A arte de apresentar uma coleção em um desfile tem a ver com a habilidade de contar uma história por meio de roupas. Ontem, no penúltimo dia do São Paulo Fashion Week, a maioria das marcas soube como explorar muito bem o storytelling. A Cotton Project, por exemplo, fez uma viagem ao universo dos beatniks, que nos anos 50 pregavam um estilo de vida antimaterialista e sonhavam em fugir dos grandes centros rumo às montanhas.
Priorizando o mise-en-scène, os estilistas Rafael Varandas e Acácio Mendes posicionaram a plateia em pé, ao redor de uma pedreira cenográfica. A coleção veio com um ar vintage, misturando terninhos de veludo, casacos xadrez, gorros e boinas a elementos esportivos da escalada. “No pós-guerra, uma época próspera, muita gente não conseguia se enquadrar e acabava vivendo à margen da sociedade”, conta Varandas.
Rei do storytelling de moda, Ronaldo Fraga apostou dessa vez numa coleção inspirada em Cândido Portinari. Em uma carta ao artista, o estilista diz como imagina Guerra e Paz, obra das mais famosas de Portinari, sendo pintada hoje – e é esse o exercício criativo que transfere para suas roupas. Os vestidos aparecem estampados com cenas em que retirantes nordestinos dão espaço a refugiados e sem-terra. Diferentemente da obra original, Fraga acredita que Guerra e Paz falaria agora da soja e não do café, assim como das florestas entregues ao agronegócio, das opressões que as minorias têm sofrido e de políticos-hienas.
Já no desfile da Apartamento 03, o estilista Luiz Cláudio explorou duas linhas opostas. A primeira com linho em uma alfaiataria chique com formas amplas e belos paletós, e também em vestidos plissados multicoloridos. A segunda leva veio artificial, com paetês gigantes translúcidas e telas com vidrilhos.
A explicação para a bifurcação criativa veio de uma constatação: as pessoas hoje estão obcecadas pela beleza perfeita, abusando do botox e se “plastificando”. Por isso, ele quis refletir sobre a beleza do natural, usando o linho que é um tecido que amassa e os plissados, numa alusão às rugas, versus a textura fake dos materiais sintéticos.
É verdade que, às vezes, essas histórias podem soar banais. Mas é difícil imaginar dezenas de looks com modelagens complementares, estampas originais e cores coordenadas, sem que haja um tema, um ponto de referência. Mirar em um universo estético, ou até intelectual, é default para estilistas que conseguem imprimir seu estilo e passar uma mensagem na passarela.

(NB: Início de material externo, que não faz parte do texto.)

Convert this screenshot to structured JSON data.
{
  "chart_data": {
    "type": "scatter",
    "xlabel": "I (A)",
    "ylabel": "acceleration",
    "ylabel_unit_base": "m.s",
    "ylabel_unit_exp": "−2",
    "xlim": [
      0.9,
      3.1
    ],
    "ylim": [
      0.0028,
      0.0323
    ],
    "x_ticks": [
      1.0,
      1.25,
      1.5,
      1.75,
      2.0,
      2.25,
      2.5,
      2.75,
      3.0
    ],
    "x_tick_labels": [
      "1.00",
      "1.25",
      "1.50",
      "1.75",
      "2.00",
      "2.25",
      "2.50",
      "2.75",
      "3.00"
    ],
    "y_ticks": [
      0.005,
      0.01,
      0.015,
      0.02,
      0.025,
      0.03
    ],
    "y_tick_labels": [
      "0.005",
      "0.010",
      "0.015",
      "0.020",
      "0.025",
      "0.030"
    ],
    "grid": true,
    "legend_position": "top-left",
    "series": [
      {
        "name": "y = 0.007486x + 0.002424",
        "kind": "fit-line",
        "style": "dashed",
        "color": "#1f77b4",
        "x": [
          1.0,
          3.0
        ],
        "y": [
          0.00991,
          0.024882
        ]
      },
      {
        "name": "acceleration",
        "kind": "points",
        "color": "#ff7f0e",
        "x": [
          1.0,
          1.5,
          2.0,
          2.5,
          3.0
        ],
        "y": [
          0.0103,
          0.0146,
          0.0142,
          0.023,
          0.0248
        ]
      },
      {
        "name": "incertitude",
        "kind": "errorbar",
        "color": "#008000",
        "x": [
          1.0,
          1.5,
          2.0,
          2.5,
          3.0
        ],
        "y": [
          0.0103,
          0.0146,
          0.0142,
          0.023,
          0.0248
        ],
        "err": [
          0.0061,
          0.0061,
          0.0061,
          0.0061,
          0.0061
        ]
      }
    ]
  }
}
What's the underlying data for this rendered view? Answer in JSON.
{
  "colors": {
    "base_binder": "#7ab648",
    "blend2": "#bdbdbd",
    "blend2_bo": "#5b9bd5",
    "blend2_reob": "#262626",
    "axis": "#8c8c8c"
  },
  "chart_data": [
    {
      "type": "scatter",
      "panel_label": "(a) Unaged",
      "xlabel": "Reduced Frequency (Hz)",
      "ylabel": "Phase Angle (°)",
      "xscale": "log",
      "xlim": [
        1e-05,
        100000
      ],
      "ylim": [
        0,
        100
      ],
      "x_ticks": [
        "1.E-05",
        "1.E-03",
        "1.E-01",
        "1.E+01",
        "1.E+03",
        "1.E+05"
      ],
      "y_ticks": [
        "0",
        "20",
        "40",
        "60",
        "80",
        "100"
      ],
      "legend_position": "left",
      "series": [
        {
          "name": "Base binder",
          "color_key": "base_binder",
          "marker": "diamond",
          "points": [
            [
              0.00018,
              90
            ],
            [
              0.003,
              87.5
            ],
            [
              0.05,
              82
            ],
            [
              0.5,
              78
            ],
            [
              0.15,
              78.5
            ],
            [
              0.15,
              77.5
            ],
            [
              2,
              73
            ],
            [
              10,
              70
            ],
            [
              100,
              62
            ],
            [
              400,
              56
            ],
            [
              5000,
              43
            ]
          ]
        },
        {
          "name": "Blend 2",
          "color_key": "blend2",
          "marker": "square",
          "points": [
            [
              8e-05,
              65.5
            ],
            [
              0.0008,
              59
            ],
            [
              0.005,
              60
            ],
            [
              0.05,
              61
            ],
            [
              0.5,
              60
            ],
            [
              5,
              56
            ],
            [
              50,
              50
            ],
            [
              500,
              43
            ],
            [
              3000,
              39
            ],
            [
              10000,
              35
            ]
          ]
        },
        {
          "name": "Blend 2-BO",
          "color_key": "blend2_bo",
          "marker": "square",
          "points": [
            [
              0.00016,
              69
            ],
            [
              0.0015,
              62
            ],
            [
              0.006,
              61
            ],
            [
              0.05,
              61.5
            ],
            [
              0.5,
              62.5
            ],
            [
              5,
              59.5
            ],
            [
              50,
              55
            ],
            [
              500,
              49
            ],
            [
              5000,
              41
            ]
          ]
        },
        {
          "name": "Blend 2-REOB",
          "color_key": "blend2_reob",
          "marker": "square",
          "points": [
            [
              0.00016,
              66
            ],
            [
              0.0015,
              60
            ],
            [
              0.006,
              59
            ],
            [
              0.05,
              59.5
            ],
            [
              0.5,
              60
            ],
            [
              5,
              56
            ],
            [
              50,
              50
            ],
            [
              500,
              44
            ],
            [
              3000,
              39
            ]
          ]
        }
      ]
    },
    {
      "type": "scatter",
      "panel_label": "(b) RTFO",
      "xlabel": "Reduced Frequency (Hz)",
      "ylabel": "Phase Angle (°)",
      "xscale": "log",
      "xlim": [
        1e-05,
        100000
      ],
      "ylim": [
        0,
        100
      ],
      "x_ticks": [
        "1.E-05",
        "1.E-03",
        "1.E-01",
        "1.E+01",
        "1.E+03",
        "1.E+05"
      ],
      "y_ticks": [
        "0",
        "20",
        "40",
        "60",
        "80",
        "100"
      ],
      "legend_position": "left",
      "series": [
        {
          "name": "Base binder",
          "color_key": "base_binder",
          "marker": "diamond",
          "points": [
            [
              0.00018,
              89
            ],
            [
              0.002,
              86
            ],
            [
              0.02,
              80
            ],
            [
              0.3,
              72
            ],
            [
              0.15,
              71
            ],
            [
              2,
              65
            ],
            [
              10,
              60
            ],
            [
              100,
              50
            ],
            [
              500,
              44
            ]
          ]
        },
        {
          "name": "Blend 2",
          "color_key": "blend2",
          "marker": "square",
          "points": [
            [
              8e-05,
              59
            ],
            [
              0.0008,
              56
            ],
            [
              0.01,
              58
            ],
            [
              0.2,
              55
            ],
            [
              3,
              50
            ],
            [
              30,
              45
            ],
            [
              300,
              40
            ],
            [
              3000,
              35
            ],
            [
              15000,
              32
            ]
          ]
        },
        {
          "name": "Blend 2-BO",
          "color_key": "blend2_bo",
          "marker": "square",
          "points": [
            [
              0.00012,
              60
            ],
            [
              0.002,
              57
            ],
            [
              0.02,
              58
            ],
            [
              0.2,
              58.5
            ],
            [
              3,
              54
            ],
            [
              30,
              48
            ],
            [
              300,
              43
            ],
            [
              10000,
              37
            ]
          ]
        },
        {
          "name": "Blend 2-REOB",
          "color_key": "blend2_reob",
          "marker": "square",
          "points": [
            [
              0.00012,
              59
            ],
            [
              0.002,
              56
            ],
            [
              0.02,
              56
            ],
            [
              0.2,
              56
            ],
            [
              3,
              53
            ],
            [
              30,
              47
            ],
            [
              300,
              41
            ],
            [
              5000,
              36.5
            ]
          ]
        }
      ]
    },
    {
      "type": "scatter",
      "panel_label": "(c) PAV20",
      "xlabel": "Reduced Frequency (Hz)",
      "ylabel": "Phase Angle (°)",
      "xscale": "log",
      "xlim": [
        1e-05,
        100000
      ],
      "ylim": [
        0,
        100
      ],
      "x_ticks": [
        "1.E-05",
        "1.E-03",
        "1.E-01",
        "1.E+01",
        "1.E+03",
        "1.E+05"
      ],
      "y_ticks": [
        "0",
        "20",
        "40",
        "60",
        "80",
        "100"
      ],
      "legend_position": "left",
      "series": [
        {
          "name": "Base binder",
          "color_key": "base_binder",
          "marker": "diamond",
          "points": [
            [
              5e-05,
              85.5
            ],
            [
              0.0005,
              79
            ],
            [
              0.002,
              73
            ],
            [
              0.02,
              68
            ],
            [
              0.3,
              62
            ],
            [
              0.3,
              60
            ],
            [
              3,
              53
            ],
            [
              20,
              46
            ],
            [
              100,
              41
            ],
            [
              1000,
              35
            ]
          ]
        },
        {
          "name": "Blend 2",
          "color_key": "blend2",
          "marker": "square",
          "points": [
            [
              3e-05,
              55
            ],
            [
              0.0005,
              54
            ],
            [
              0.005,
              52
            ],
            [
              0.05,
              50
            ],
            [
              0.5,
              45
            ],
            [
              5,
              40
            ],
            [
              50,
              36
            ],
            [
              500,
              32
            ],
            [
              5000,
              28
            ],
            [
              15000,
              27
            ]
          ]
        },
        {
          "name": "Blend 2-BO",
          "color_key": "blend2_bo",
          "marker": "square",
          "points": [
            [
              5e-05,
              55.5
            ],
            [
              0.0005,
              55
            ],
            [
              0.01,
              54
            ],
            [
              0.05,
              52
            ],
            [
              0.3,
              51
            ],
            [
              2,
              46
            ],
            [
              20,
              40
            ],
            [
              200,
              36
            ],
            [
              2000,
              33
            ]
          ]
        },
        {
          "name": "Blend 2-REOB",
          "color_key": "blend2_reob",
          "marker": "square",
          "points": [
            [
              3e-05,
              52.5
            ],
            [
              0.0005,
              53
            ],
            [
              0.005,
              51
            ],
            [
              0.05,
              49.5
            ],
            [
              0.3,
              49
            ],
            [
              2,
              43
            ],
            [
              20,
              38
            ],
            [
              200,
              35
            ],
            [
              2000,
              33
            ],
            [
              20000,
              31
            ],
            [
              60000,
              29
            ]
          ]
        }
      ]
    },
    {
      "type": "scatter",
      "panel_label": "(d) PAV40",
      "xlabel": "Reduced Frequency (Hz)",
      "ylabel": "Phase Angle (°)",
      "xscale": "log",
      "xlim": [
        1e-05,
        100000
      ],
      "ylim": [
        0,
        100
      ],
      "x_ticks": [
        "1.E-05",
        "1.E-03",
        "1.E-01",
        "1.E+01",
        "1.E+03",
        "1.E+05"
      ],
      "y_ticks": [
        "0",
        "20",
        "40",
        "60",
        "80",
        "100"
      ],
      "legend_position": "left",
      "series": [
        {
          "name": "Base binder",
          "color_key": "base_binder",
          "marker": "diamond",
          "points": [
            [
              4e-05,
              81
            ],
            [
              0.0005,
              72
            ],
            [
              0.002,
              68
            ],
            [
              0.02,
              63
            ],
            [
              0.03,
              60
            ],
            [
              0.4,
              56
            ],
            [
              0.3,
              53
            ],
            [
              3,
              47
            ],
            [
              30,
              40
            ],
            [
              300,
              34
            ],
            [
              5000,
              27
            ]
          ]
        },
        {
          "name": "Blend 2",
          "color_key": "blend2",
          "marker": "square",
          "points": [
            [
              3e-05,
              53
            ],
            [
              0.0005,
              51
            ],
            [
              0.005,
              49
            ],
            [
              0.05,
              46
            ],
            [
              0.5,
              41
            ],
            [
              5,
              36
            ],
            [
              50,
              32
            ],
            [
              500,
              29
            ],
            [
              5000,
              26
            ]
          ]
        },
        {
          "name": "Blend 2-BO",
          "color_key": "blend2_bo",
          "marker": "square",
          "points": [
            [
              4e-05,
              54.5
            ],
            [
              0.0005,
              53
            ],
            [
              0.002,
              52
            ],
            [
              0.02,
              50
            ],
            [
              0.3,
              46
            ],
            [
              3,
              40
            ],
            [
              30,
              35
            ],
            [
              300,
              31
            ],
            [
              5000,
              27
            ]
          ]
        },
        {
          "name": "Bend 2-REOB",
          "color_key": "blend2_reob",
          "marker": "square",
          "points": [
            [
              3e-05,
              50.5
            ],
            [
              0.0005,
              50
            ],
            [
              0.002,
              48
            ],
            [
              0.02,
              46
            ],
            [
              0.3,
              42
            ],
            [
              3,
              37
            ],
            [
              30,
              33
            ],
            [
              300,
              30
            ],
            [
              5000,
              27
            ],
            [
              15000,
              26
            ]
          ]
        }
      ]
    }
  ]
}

Não à toa, até por trás da moda praia chique e minimalista da Haight, de Marcella Franklin, existe uma explicação filosófica. “Desenvolvemos a cartela de cores com referências extraídas das figuras na natureza como areias, argilas e terra. E trazemos diferentes tons de bege aquecidos pelos vermelhos, representando as camadas que constroem a figura humana na natureza.”